Hörner klingen wunderschön, aber niemand vermutet, wie schwer sie zu spielen sind. Selbst Beethoven gab zu, dass es nicht immer einfach sei. Aber in diesem Konzert spielten die Hornisten mit Leichtigkeit im 1. Satz des Sextetts in Es-Dur (op. 81b) von Ludwig van Beethoven.

Es war ein Abend voller musikalischer Magie

Das Publikum war begeistert, und die Energie im Raum zeigte einmal mehr, wie zeitlos die Werke großer Komponisten sind, wenn sie mit solcher Leidenschaft vorgetragen werden.
Das Programm: Von Beethoven bis Mendelssohn
Der Abend bot eine faszinierende Reise durch die Werke berühmter „Wunderkinder“. Also Komponisten, die schon als Kinder auf sich aufmerksam machten.

Ludwig van Beethoven: Das Sextett Es-Dur, op. 81b (1. Satz) machte den kraftvollen Auftakt.
Wolfgang Amadeus Mozart: Mit dem Divertimento B-Dur, KV 287 („2. Londronsche Nachtmusik“) wurde es gewohnt elegant und verspielt.

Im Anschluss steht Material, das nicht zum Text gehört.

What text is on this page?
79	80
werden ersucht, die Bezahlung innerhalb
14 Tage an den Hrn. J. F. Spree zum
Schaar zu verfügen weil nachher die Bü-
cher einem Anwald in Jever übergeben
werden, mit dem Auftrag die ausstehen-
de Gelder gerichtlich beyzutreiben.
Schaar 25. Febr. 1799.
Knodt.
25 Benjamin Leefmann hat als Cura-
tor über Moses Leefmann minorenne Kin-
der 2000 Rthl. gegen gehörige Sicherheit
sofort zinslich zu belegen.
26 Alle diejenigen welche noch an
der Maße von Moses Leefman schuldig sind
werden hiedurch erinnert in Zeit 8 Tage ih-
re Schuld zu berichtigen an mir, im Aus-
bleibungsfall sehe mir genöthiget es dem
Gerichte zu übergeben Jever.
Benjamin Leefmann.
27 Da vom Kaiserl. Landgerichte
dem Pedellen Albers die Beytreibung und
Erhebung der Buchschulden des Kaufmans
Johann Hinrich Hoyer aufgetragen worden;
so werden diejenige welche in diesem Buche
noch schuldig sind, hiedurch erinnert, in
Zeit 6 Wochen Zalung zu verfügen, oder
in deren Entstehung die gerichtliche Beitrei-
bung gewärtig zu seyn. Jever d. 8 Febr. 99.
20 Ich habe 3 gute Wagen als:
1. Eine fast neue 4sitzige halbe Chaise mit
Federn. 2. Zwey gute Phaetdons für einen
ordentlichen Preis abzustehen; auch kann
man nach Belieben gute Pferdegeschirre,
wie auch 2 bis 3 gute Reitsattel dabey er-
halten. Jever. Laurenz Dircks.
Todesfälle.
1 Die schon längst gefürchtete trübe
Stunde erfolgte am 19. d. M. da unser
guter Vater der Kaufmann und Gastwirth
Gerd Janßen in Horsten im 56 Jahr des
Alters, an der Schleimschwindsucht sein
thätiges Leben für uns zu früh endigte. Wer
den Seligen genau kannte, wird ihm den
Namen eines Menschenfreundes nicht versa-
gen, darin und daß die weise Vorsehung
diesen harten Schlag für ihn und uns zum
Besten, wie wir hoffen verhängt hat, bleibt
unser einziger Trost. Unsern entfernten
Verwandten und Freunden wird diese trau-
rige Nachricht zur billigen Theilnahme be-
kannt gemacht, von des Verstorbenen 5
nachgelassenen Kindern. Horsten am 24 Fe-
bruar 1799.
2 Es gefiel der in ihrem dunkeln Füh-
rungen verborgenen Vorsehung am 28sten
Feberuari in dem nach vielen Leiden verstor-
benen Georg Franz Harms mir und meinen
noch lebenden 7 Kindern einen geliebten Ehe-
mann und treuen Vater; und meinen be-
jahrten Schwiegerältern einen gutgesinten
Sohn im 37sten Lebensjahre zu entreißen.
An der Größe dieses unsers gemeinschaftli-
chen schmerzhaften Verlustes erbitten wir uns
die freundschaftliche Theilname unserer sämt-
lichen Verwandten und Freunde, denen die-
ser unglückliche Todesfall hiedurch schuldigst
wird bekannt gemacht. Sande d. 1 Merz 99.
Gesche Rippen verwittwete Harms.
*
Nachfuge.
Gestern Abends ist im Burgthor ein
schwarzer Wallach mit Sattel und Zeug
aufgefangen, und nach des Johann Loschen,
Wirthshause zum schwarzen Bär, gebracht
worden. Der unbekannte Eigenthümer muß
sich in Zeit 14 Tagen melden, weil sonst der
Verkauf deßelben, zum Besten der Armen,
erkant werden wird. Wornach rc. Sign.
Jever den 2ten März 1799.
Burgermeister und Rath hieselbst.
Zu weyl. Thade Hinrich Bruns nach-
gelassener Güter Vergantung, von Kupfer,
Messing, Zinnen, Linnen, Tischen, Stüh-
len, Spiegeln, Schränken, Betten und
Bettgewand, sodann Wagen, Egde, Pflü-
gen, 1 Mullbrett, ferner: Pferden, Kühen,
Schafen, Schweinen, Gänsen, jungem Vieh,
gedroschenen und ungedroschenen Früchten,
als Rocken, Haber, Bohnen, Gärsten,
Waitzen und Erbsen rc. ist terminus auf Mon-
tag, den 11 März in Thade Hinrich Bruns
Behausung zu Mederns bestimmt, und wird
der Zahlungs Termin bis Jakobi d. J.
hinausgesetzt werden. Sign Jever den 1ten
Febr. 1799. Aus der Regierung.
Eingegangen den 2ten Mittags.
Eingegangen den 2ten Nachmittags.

Mozart, Noten, fotografiert von Thomas Tralmer
Musiker:innen der Klassiktage spielen beim Konzert.

Den krönenden Abschluss bildete das emotionale Streichquintett B-Dur, op. 87 von Felix Mendelssohn-Bartholdy.

Es war eine Freude, dieses erstklassige Ensemble gemeinsam auf der Bühne zu erleben. Die Harmonie zwischen den Musikern war in jedem Takt spürbar. Mit dabei waren unter anderem:
Winfried Rademacher & Juan Braceras (Violine)
Barbara Doll (Violine/Viola) & Andreas Willwohl (Viola)
Stéphanie Meyer (Violoncello) & Josef Gilgenreiner (Kontrabass)
Peter Bromig & Florian Hasenfratz (Horn)

Das folgende Foto fängt die wunderbare Atmosphäre und die Konzentration der Künstler perfekt ein – ein echtes „Herbstleuchten“ für die Sinne!

Ein herzliches Dankeschön an alle Beteiligten für diesen unvergesslichen Abend.